Looking at the borrow and pay back method (also called the equal additions method or Austrian method), you may have been confused as I was. But once it is explained, it makes much more sense. The algorithm is basically “borrowing” a ten from one place value, and “paying it back” in the other number in the place value next to it. Our current algorithm we use today borrows and regroups. There isn’t any paying back going on. Does this sound familiar?
So was this change in a subtraction algorithm also a change in the way we viewed money and credit? After doing a little more research I found some information on the study that changed the way we subtract, but not a clear understanding of why it caught on so quickly. The Brownell study in 1937 found that students using the “crutch”, or current subtraction algorithm that uses the decomposition method with crossing out the numbers going across, were able to solve subtraction problems quicker and more accurately than not using the crutch. The study only focused on the decomposition algorithm. However, once the students learned how to complete the algorithm, they were no more proficient than students learning the traditional way.

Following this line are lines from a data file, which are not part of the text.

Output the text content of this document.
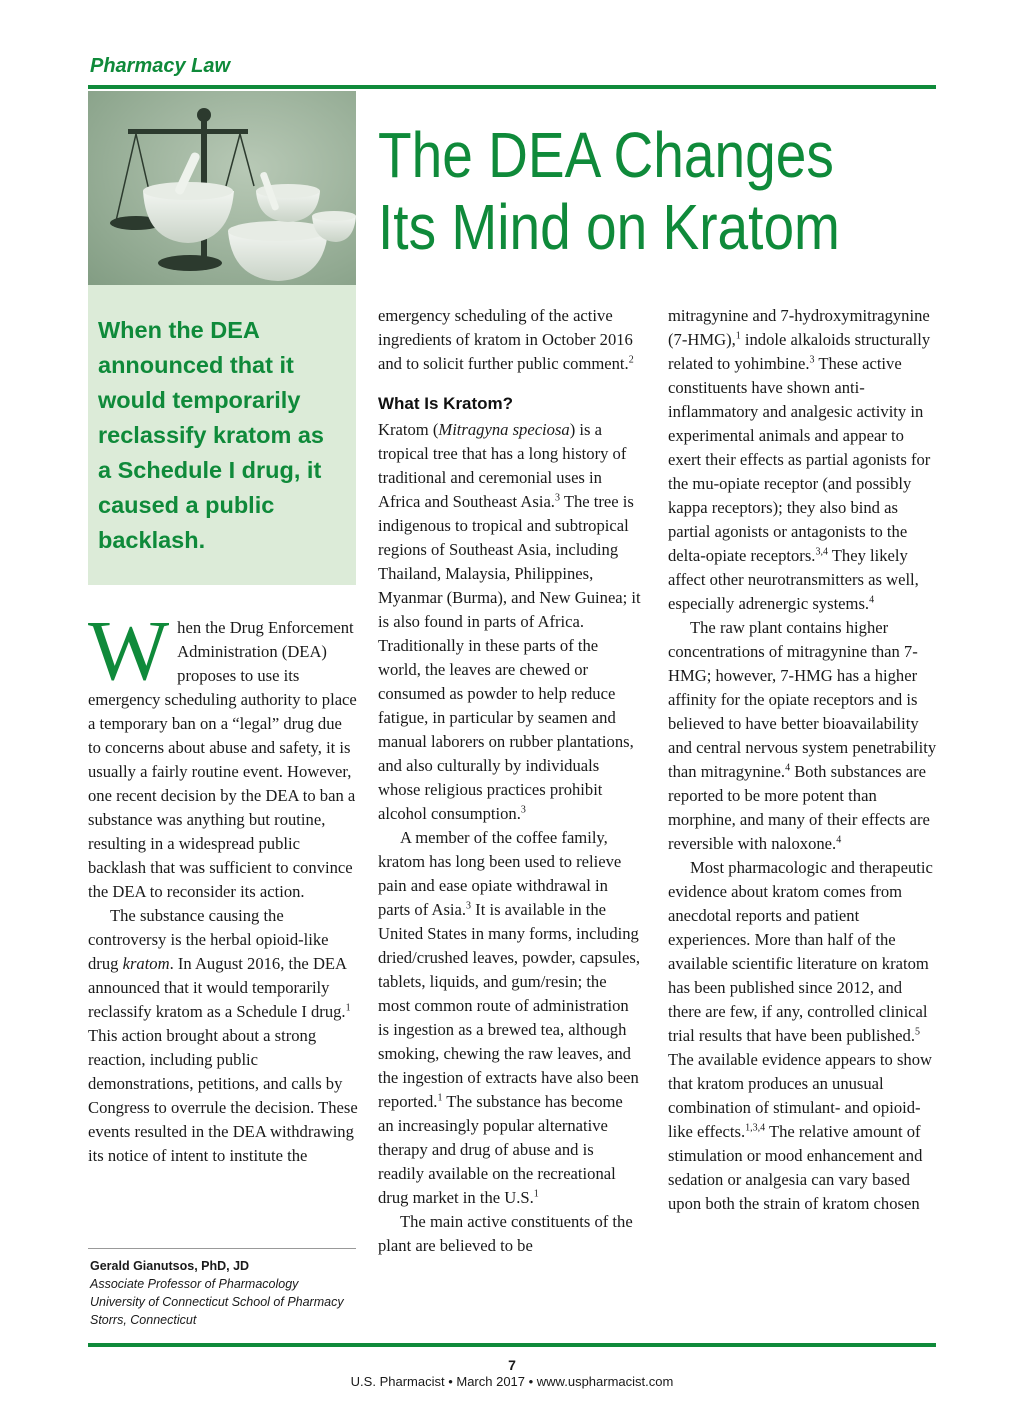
Pharmacy Law
The DEA Changes
Its Mind on Kratom
When the DEA announced that it would temporarily reclassify kratom as a Schedule I drug, it caused a public backlash.

When the Drug Enforcement Administration (DEA) proposes to use its emergency scheduling authority to place a temporary ban on a “legal” drug due to concerns about abuse and safety, it is usually a fairly routine event. However, one recent decision by the DEA to ban a substance was anything but routine, resulting in a widespread public backlash that was sufficient to convince the DEA to reconsider its action.

The substance causing the controversy is the herbal opioid-like drug kratom. In August 2016, the DEA announced that it would temporarily reclassify kratom as a Schedule I drug.$^1$ This action brought about a strong reaction, including public demonstrations, petitions, and calls by Congress to overrule the decision. These events resulted in the DEA withdrawing its notice of intent to institute the

Gerald Gianutsos, PhD, JD
Associate Professor of Pharmacology
University of Connecticut School of Pharmacy
Storrs, Connecticut

emergency scheduling of the active ingredients of kratom in October 2016 and to solicit further public comment.$^2$

What Is Kratom?

Kratom (Mitragyna speciosa) is a tropical tree that has a long history of traditional and ceremonial uses in Africa and Southeast Asia.$^3$ The tree is indigenous to tropical and subtropical regions of Southeast Asia, including Thailand, Malaysia, Philippines, Myanmar (Burma), and New Guinea; it is also found in parts of Africa. Traditionally in these parts of the world, the leaves are chewed or consumed as powder to help reduce fatigue, in particular by seamen and manual laborers on rubber plantations, and also culturally by individuals whose religious practices prohibit alcohol consumption.$^3$

A member of the coffee family, kratom has long been used to relieve pain and ease opiate withdrawal in parts of Asia.$^3$ It is available in the United States in many forms, including dried/crushed leaves, powder, capsules, tablets, liquids, and gum/resin; the most common route of administration is ingestion as a brewed tea, although smoking, chewing the raw leaves, and the ingestion of extracts have also been reported.$^1$ The substance has become an increasingly popular alternative therapy and drug of abuse and is readily available on the recreational drug market in the U.S.$^1$

The main active constituents of the plant are believed to be

mitragynine and 7-hydroxymitragynine (7-HMG),$^1$ indole alkaloids structurally related to yohimbine.$^3$ These active constituents have shown anti-inflammatory and analgesic activity in experimental animals and appear to exert their effects as partial agonists for the mu-opiate receptor (and possibly kappa receptors); they also bind as partial agonists or antagonists to the delta-opiate receptors.$^{3,4}$ They likely affect other neurotransmitters as well, especially adrenergic systems.$^4$

The raw plant contains higher concentrations of mitragynine than 7-HMG; however, 7-HMG has a higher affinity for the opiate receptors and is believed to have better bioavailability and central nervous system penetrability than mitragynine.$^4$ Both substances are reported to be more potent than morphine, and many of their effects are reversible with naloxone.$^4$

Most pharmacologic and therapeutic evidence about kratom comes from anecdotal reports and patient experiences. More than half of the available scientific literature on kratom has been published since 2012, and there are few, if any, controlled clinical trial results that have been published.$^5$ The available evidence appears to show that kratom produces an unusual combination of stimulant- and opioid-like effects.$^{1,3,4}$ The relative amount of stimulation or mood enhancement and sedation or analgesia can vary based upon both the strain of kratom chosen

7
U.S. Pharmacist • March 2017 • www.uspharmacist.com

Basically students could learn how to solve a subtraction problem quicker, but they didn’t necessarily understand why they were borrowing or regrouping the numbers.
It’s interesting that this new algorithm became popular around the same time as the Great Depression. Could the adults in charge of the Brownell study have been thinking differently about math, numbers, and money due to the financial stress and pressure of that decade? Why did the Brownell study only focus on the decomposition algorithm when using the “crutch”? And Why did it catch on so quickly? Many educators at the time disputed the study and many today feel the borrow and pay back method is much more efficient. Yet, textbooks today have continued to teach subtraction using the decomposition method with the “crutch.”

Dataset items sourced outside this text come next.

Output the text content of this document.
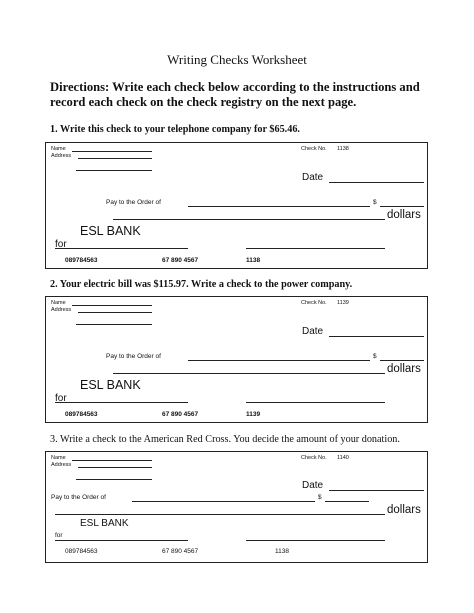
Writing Checks Worksheet
Directions: Write each check below according to the instructions and
record each check on the check registry on the next page.
1. Write this check to your telephone company for $65.46.
Name
Address
Check No. 1138
Date
Pay to the Order of	$
dollars
ESL BANK
for
089784563	67 890 4567	1138
2. Your electric bill was $115.97. Write a check to the power company.
Name
Address
Check No. 1139
Date
Pay to the Order of	$
dollars
ESL BANK
for
089784563	67 890 4567	1139
3. Write a check to the American Red Cross. You decide the amount of your donation.
Name
Address
Check No. 1140
Date
Pay to the Order of	$
dollars
ESL BANK
for
089784563	67 890 4567	1138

In my personal opinion, I think there was definitely a change in the way people viewed money and borrowing and this allowed the decomposition algorithm to catch on so quickly. The idea of a “crutch” or trick to solve the problems faster also helped speed up its popularity.
What are your thoughts? Did you learn subtraction through the borrow and pay back method or through the decomposition method? Do you think I might be on to something about the changing views of money, credit, debt, and borrowing? Or am I stretching this a bit?